Hello, I'm Judith Fraser, Head of Customer Marketing at Standard Life.
I'm here to share some simple steps that can help improve your financial wellbeing.
As April gets closer, you'll hear a lot about the end of the tax year. But what does that really mean, and how could it affect your finances?
The tax year runs from 6 April to 5 April the following year. Tax year end is the last day to make financial decisions that count towards that tax year, including making pension contributions, topping up your ISA, or claiming any tax relief.
The deadline is the same every year – 5 April.
The final day of the tax year can sometimes fall on a weekend, so it's best to check what the date is now, plan ahead, and not leave taking any action too late.
Income tax is what you pay to the government on your salary, savings, investments, and other income like rental properties. If you put some of your income into a pension, you can get tax relief. That means the government adds the tax that you'd normally pay into your pension instead. This amount is based on your tax rate.
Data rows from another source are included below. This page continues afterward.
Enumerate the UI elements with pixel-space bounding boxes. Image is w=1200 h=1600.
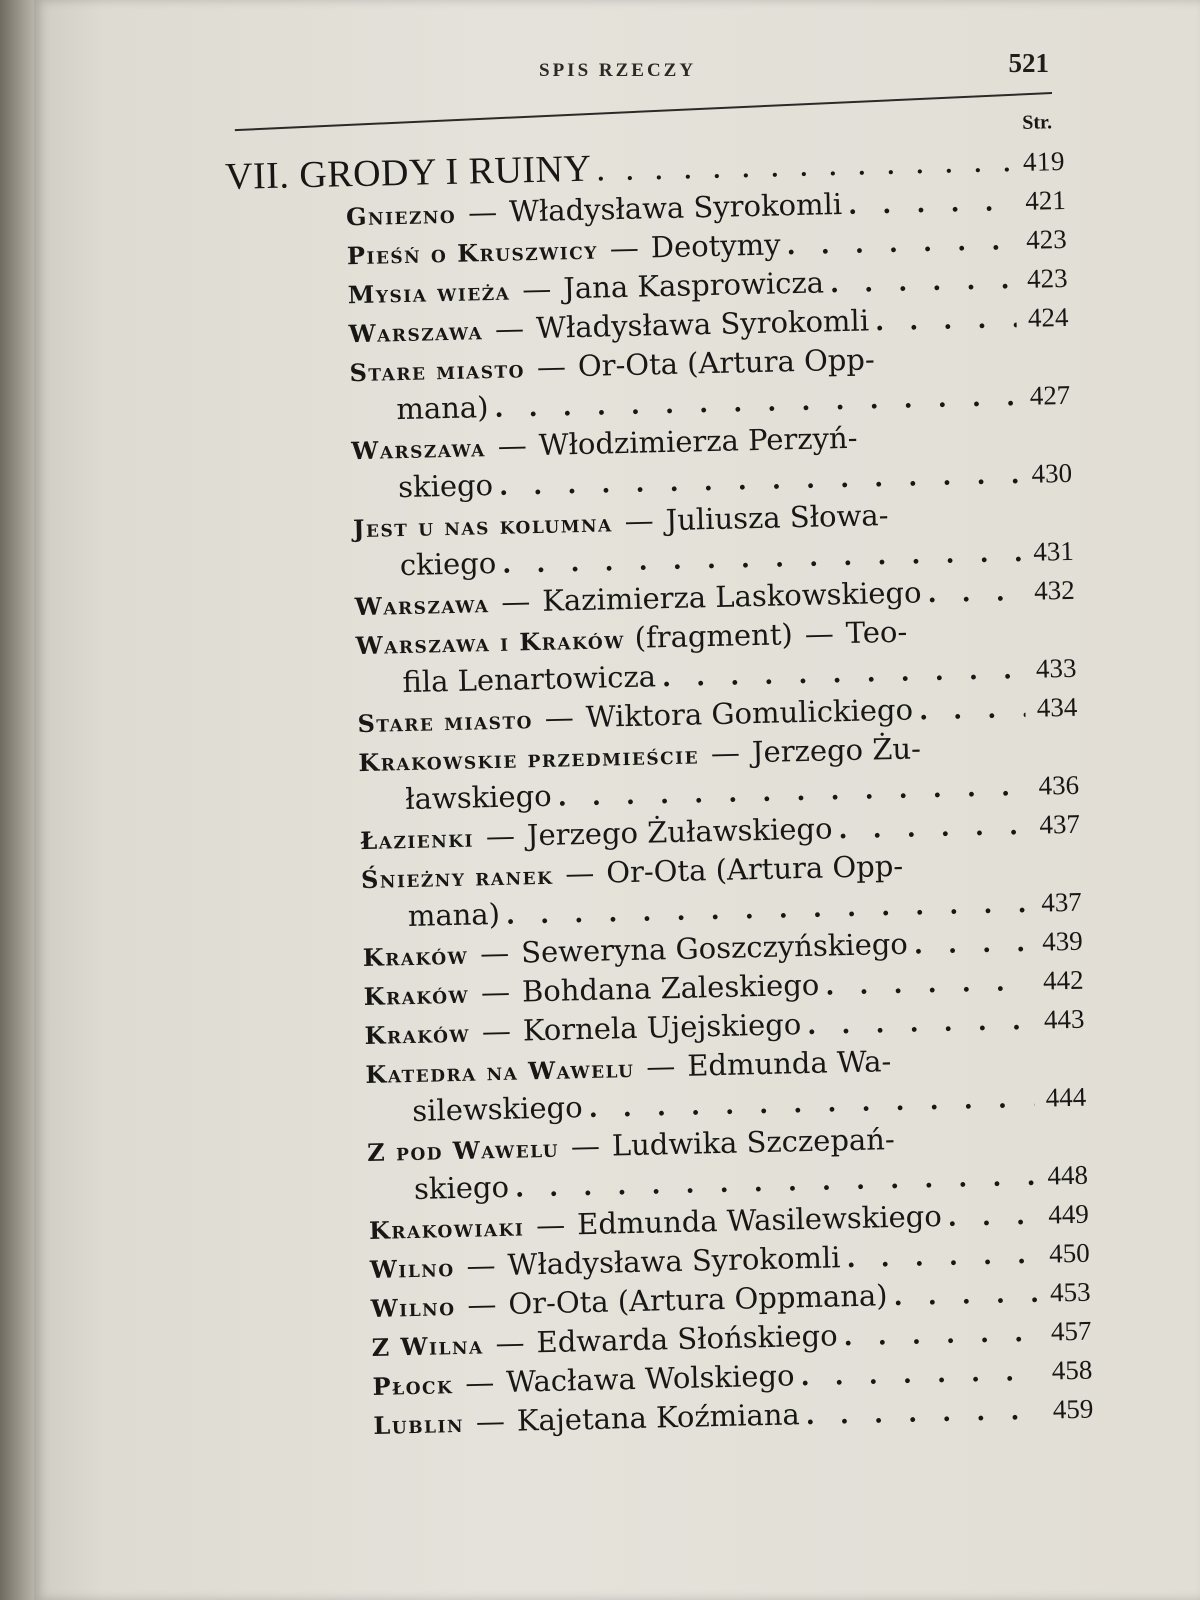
entry-title: Gniezno [345,199,457,232]
entry-author-continued: skiego [397,467,494,505]
em-dash-separator: — [710,735,741,771]
entry-author: Bohdana Zaleskiego [521,967,820,1009]
entry-page: 433 [1035,652,1077,684]
line-spacer [875,365,1070,369]
dot-leader [846,1236,1038,1279]
table-of-contents [224,111,1094,1447]
entry-author: Władysława Syrokomli [508,187,843,229]
entry-page: 434 [1036,691,1078,723]
em-dash-separator: — [494,311,525,346]
entry-author: Edwarda Słońskiego [536,1318,838,1360]
entry-author: Juliusza Słowa- [665,498,889,538]
entry-title: Warszawa [350,433,487,466]
em-dash-separator: — [804,616,835,651]
dot-leader [830,261,1017,304]
em-dash-separator: — [485,818,516,854]
entry-author: Kajetana Koźmiana [516,1397,801,1438]
entry-page: 421 [1024,184,1067,216]
entry-author: Jerzego Żu- [751,731,922,770]
entry-title: Wilno [369,1253,455,1284]
entry-author-continued: ławskiego [404,778,553,817]
entry-author-continued: ckiego [399,545,497,583]
page-number: 521 [1008,48,1049,78]
entry-title: Stare miasto [349,354,526,388]
dot-leader [843,1314,1040,1357]
entry-title: Warszawa [348,316,484,349]
em-dash-separator: — [467,1287,497,1322]
entry-page: 458 [1051,1354,1093,1386]
chapter-title: VII. GRODY I RUINY [224,147,592,198]
entry-author: Jana Kasprowicza [562,265,825,306]
entry-title: Warszawa i Kraków [355,625,626,661]
entry-title: Warszawa [354,589,490,622]
em-dash-separator: — [464,1365,495,1400]
entry-author-continued: skiego [413,1169,510,1206]
entry-author: Kazimierza Laskowskiego [541,575,922,618]
entry-author: Wiktora Gomulickiego [585,692,914,734]
entry-author-continued: mana) [395,390,489,427]
em-dash-separator: — [609,230,640,266]
entry-title: Katedra na Wawelu [365,1053,635,1090]
entry-author: Or-Ota (Artura Oppmana) [508,1278,888,1321]
entry-title: Pieśń o Kruszwicy [346,235,599,271]
em-dash-separator: — [467,194,498,230]
entry-title: Stare miasto [357,705,534,739]
line-spacer [858,443,1072,448]
entry-title: Łazienki [359,823,475,856]
dot-leader [947,1197,1037,1238]
em-dash-separator: — [645,1049,676,1084]
entry-author: Seweryna Goszczyńskiego [520,926,909,970]
entry-page: 442 [1042,964,1084,996]
line-spacer [895,1145,1087,1149]
entry-page: 423 [1026,262,1068,294]
dot-leader [838,807,1028,850]
entry-author-continued: fila Lenartowicza [402,659,657,700]
entry-page: 459 [1052,1393,1094,1425]
em-dash-separator: — [564,855,595,891]
dot-leader [927,573,1023,614]
entry-page: 443 [1043,1003,1085,1035]
entry-page: 430 [1031,457,1073,489]
em-dash-separator: — [480,974,511,1010]
em-dash-separator: — [624,503,655,539]
entry-author: Ludwika Szczepań- [611,1122,896,1163]
dot-leader [875,300,1017,342]
entry-title: Z Wilna [371,1330,484,1362]
line-spacer [907,638,1075,642]
entry-page: 453 [1049,1276,1091,1308]
entry-page: 437 [1039,808,1081,840]
entry-author: Edmunda Wasilewskiego [576,1199,943,1242]
dot-leader [805,1392,1041,1436]
entry-author: Jerzego Żuławskiego [526,811,833,853]
entry-author: Or-Ota (Artura Opp- [605,848,904,890]
entry-author-continued: silewskiego [411,1090,583,1128]
entry-page: 423 [1025,223,1068,255]
entry-title-suffix: (fragment) [634,617,794,655]
dot-leader [807,1002,1033,1046]
page-column-label: Str. [1021,111,1053,134]
em-dash-separator: — [570,1128,601,1164]
em-dash-separator: — [495,1325,525,1361]
entry-page: 449 [1047,1198,1090,1230]
dot-leader [786,222,1015,266]
book-page [34,0,1200,1600]
em-dash-separator: — [466,1248,496,1283]
entry-page: 424 [1027,301,1069,333]
line-spacer [889,521,1073,525]
entry-title: Śnieżny ranek [360,860,554,895]
entry-author: Teo- [845,614,908,651]
entry-author: Wacława Wolskiego [505,1358,795,1399]
line-spacer [903,872,1081,876]
line-spacer [891,1067,1085,1071]
entry-title: Z pod Wawelu [366,1133,560,1168]
entry-author: Kornela Ujejskiego [522,1007,802,1048]
entry-page: 450 [1048,1237,1091,1269]
page-header [194,48,1054,88]
dot-leader [848,183,1015,226]
entry-title: Krakowiaki [368,1212,525,1245]
dot-leader [825,963,1032,1007]
entry-page: 448 [1047,1159,1089,1191]
em-dash-separator: — [481,1013,512,1049]
entry-page: 444 [1045,1081,1087,1113]
line-spacer [921,755,1078,759]
entry-page: 427 [1029,379,1071,411]
em-dash-separator: — [521,271,552,307]
entry-title: Mysia wieża [347,276,511,310]
entry-title: Krakowskie przedmieście [358,740,700,778]
entry-page: 436 [1038,769,1080,801]
dot-leader [800,1353,1041,1397]
chapter-page: 419 [1022,145,1066,177]
em-dash-separator: — [536,349,567,384]
entry-page: 437 [1040,886,1083,918]
em-dash-separator: — [475,1403,506,1439]
dot-leader [913,924,1031,966]
em-dash-separator: — [479,935,510,971]
entry-page: 439 [1041,925,1083,957]
entry-author: Deotymy [650,227,781,265]
entry-title: Wilno [370,1292,456,1323]
entry-title: Kraków [363,979,470,1012]
em-dash-separator: — [500,584,531,619]
entry-author: Władysława Syrokomli [535,303,870,345]
entry-page: 432 [1033,574,1075,606]
entry-author-continued: mana) [407,896,501,934]
toc-entries [226,180,1094,1447]
entry-title: Kraków [362,940,469,973]
entry-author: Włodzimierza Perzyń- [538,420,858,462]
entry-author: Edmunda Wa- [686,1044,892,1083]
entry-title: Kraków [364,1018,471,1051]
entry-title: Jest u nas kolumna [352,508,614,544]
dot-leader [893,1275,1039,1317]
entry-title: Lublin [373,1408,465,1440]
entry-author: Or-Ota (Artura Opp- [577,342,876,384]
running-head: SPIS RZECZY [539,60,697,81]
em-dash-separator: — [544,700,575,735]
dot-leader [919,690,1026,731]
entry-page: 431 [1032,535,1075,567]
em-dash-separator: — [497,428,528,463]
em-dash-separator: — [535,1207,566,1243]
entry-author: Władysława Syrokomli [507,1240,841,1282]
entry-title: Płock [372,1370,454,1401]
entry-page: 457 [1050,1315,1092,1347]
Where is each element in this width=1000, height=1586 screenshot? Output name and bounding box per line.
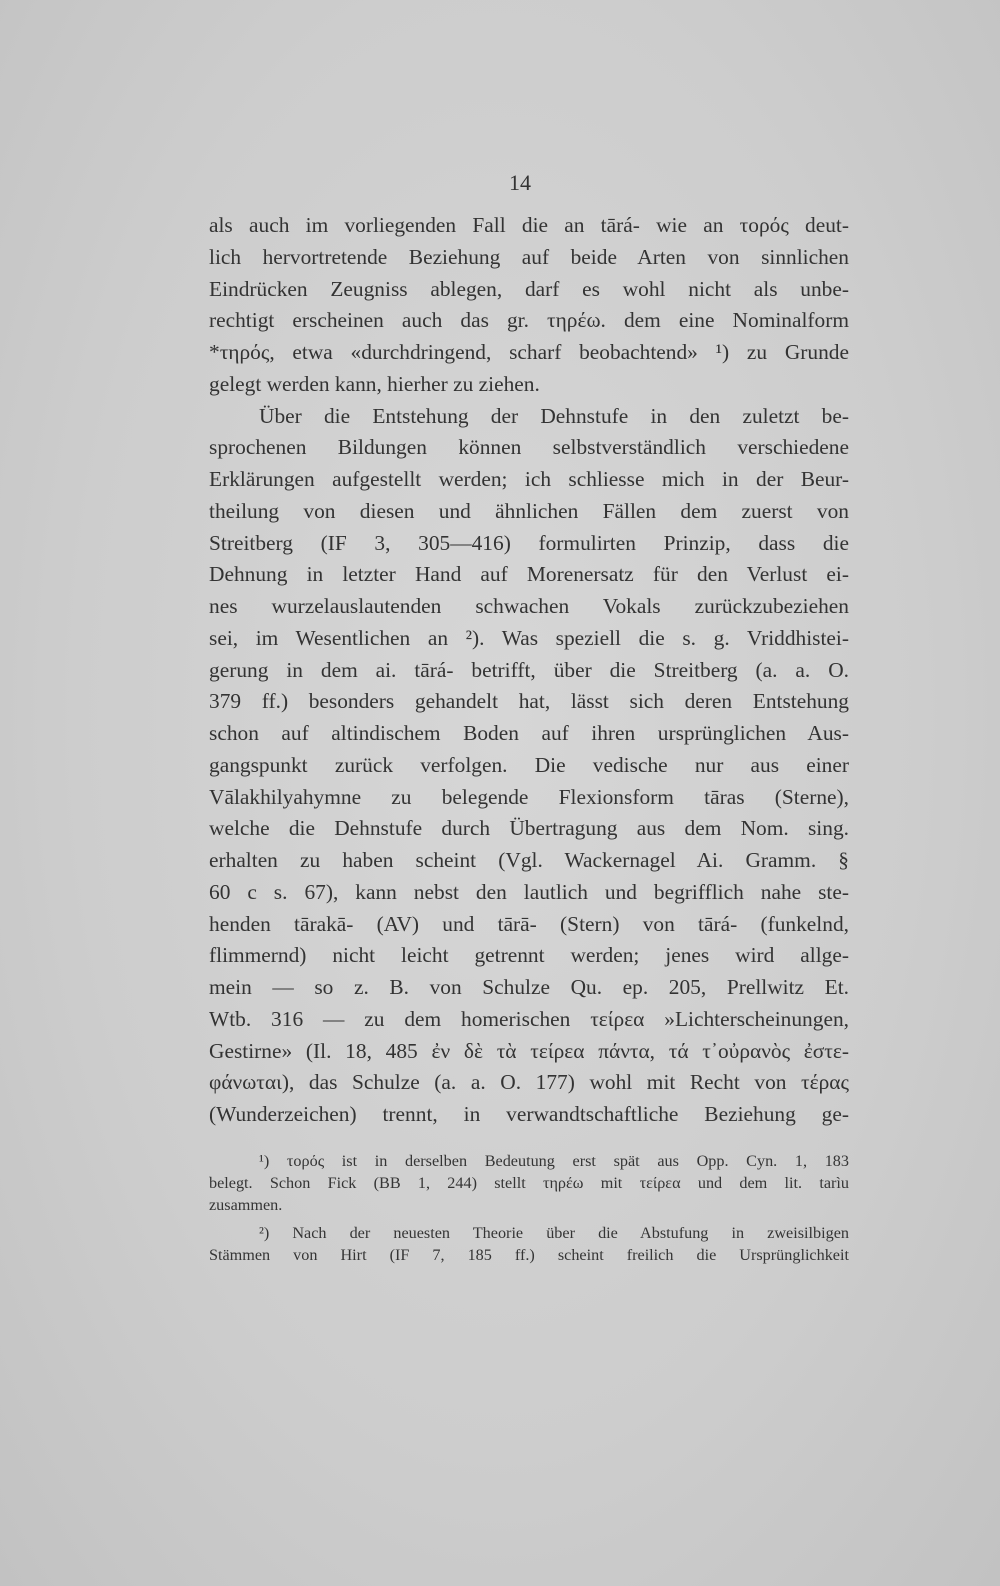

5 April is your last chance to make pension contributions, claim any tax relief, and use up any unused pension annual allowances for that tax year. Miss this deadline and you could miss out on a valuable boost to your pension.
Say, for example, you're a basic-rate taxpayer. If you put £80 into your pension before the 5th of April, the government will add £20 on top of that.
If you're a higher-rate taxpayer, you may be able to claim back more by submitting a self-assessment. If you wait until after 5 April, that contribution counts for the next tax year, and that means you might miss out on this year's tax relief.
There are a few ways that you can get ahead of the deadline, and it's important to remember that some actions can take a bit of time, so planning ahead is vital.
First, you could check how much you've added to your pension this year. You could also consider topping up your pension before 5 April to maximise your tax relief. You can usually do this through your pension provider's app or your online account.
You could also check with your employer if they offer salary sacrifice or matching contribution options for your pension.
Remember, if you're not sure, speak to a financial adviser, or check your provider's deadline for contributions.
Finally, remember to always look ahead and plan what's coming. For example, from April 2029, pension contributions made through salary sacrifice above £2,000 a year will no longer be exempt from National Insurance.
Planning ahead now could help you make the most of the current rules.